Documentary of the Future
After watching The Wandering Earth, Liu Cixin told Guo Fan that the ideal appearance of science fiction in his mind should be like a documentary of future history to make it more meaningful. “When shooting the second film, we tried to produce a ‘documentary of the future,’ which was an important goal this time,” Guo Fan said.
To make the details of the film as authentic and rich as a documentary, Guo invited more than 20 scientists from institutions including the Chinese Academy of Sciences to serve as advisors for film production. Many cutting-edge technologies depicted in The Wandering Earth II are based on real developments. And the more imaginative scenes were carefully arranged one by one. Viewers were shocked by a space elevator stretching hundreds of kilometers from Earth to space and a giant space station falling from the sky with a massive ocean splash.
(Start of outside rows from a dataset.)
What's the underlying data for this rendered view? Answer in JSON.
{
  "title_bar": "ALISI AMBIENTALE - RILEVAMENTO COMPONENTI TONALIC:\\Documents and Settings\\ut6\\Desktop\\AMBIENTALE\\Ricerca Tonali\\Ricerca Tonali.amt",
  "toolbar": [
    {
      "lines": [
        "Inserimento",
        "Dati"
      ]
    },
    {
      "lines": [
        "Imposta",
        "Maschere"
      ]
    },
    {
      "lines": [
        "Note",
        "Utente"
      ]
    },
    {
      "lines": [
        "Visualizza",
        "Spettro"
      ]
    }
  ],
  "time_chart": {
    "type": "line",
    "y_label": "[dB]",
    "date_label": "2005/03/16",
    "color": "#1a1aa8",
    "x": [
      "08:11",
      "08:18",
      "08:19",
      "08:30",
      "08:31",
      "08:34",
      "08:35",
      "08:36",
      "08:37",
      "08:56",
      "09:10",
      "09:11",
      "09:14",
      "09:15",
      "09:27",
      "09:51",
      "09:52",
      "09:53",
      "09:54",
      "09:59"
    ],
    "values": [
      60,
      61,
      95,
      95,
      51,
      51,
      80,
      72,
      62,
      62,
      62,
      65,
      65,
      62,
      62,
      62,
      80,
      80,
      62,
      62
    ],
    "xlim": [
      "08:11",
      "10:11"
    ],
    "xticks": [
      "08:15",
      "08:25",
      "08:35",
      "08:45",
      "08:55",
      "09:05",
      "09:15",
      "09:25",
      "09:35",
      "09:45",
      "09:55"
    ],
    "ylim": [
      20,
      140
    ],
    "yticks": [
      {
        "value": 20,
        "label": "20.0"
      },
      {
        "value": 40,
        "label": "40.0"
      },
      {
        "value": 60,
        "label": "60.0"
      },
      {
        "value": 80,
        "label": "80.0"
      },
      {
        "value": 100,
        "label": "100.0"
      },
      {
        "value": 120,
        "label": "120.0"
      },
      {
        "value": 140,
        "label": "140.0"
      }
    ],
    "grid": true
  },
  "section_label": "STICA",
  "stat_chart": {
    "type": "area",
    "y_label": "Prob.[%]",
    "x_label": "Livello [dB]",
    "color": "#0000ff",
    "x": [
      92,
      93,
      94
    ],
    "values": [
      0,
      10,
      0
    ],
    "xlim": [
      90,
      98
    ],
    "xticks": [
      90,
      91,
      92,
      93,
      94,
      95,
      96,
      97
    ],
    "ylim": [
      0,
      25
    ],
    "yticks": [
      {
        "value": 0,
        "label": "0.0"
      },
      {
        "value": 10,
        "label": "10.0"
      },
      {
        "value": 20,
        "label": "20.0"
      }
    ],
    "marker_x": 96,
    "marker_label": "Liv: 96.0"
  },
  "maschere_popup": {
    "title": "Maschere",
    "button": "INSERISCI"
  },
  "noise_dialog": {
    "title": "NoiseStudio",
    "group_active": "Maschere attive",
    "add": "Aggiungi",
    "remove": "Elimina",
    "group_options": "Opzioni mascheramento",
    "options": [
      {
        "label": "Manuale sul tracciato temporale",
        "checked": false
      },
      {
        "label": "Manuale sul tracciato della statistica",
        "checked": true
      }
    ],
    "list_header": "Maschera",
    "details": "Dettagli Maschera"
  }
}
Moreover, the film introduced fundamental changes in art settings and props production. The impressive planetary propellers in the previous film were optimized in all aspects with amazing details and a more magnificent appearance. The improved spacesuit designed and produced by the prop team appeared more realistic. Combined, such details create a vivid and credible world for a sci-fi narrative.
Guo Fan suggested that realization of imagination in the film is closely related to the country’s real economy and industry. He noted that many of the transformable engineering machines used by the UEG in The Wandering Earth II was made by Xuzhou Construction Machinery Group, a leading Chinese producer of construction machinery. “In addition to heavy machinery, we also excel at producing delicate and precise electronic devices,” said Guo.
As a sci-fi fan as well as a film director, Guo Fan knows how unique sci-fi films are and believes they can only be as strong as the country supporting them. “China’s technological advancements and growing national strength have given us more confidence to shoot sci-fi films,” he said. “The best days of Chinese sci-fi films are likely right around the corner.”